Chapter 4 GitHub
We will learn about version control and practice a workflow with GitHub and RStudio that streamlines working with our most important collaborator: Future You.
Today, we’ll interface with GitHub from our local computers using RStudio.
Aside: There are many other ways to interact with GitHub, including GitHub’s Desktop App and the command line (here is Jenny Bryan’s list of git clients). You have the largest suite of options if you interface through the command line, but the most common things you’ll do can be done through one of these other applications (i.e.

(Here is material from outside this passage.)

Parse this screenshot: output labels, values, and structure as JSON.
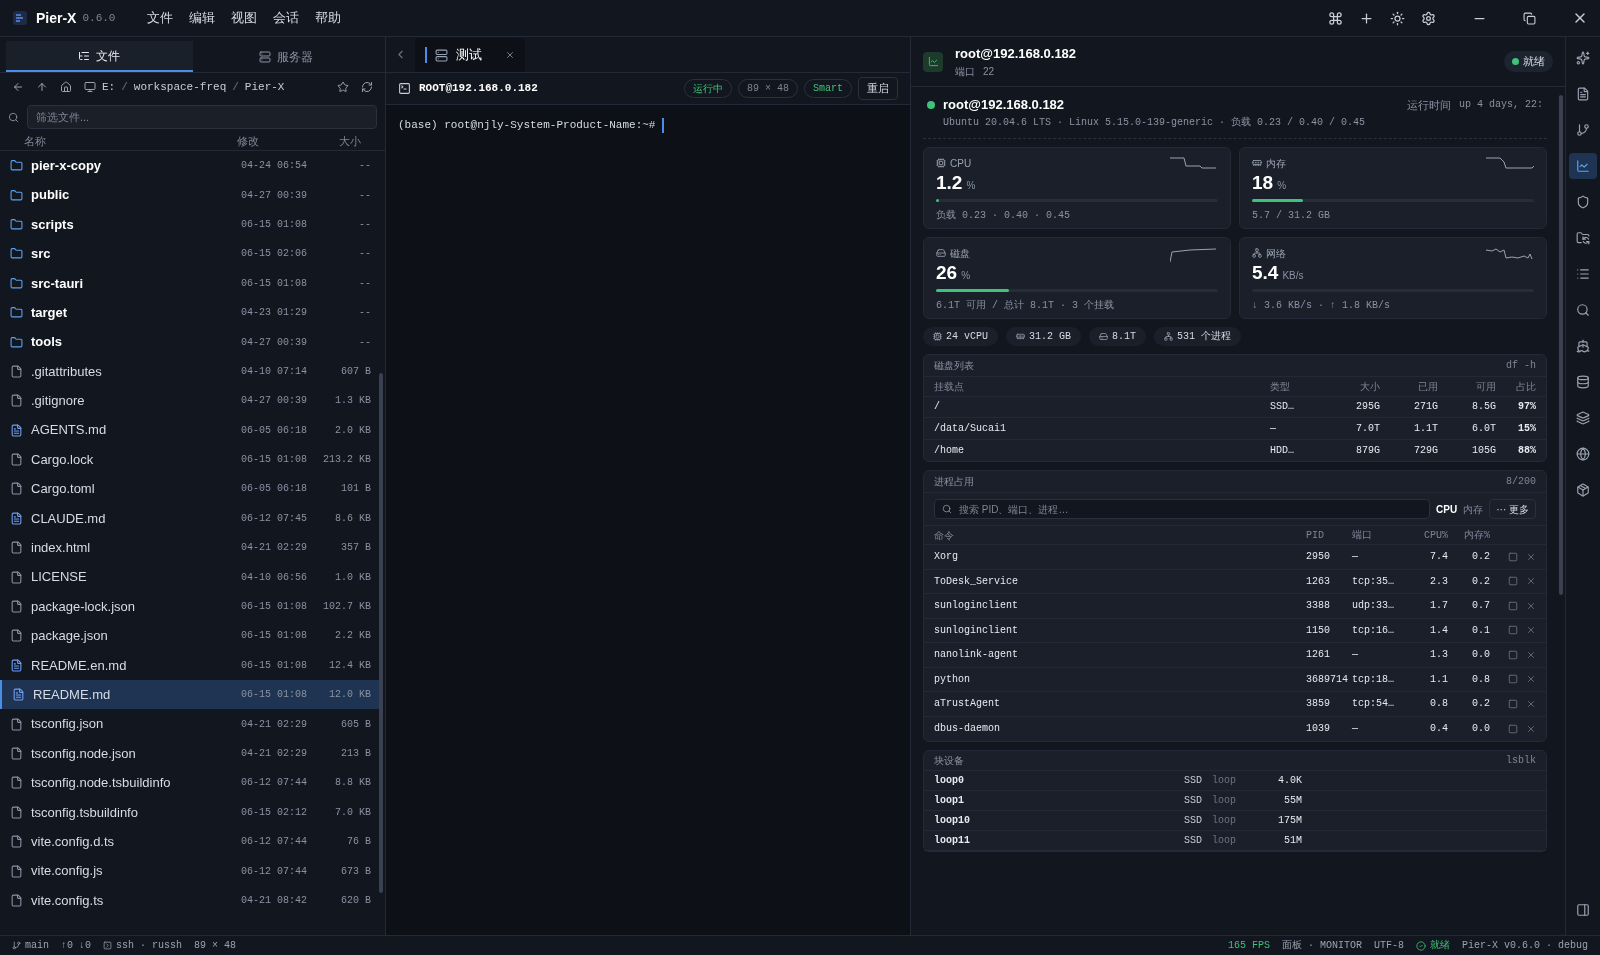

RStudio).
Here’s what we’ll do, since we’ve already set up git on your computers in the previous session (Chapter 4):
- create a repository on Github.com (remote)
- clone locally using RStudio
- sync local to remote: pull, stage, commit, push
- explore github.com files, commit history, README
- project-oriented workflows
- project-oriented workflows in action
- Excuse me, do you have a moment to talk about version control? by Jenny Bryan
- Happy Git with R by Jenny Bryan, specifically Detect Git from RStudio
- What They Forgot to Teach You About R by Jenny Bryan, specifically Project-oriented workflows
- GitHub Quickstart by Melanie Frazier
- GitHub for Project Management by Openscapes
4.2 Why should R users use Github?
Modern R users use GitHub because it helps make coding collaborative and social while also providing huge benefits to organization, archiving, and being able to find your files easily when you need them.
One of the most compelling reasons for me is that it ends (or nearly ends) the horror of keeping track of versions.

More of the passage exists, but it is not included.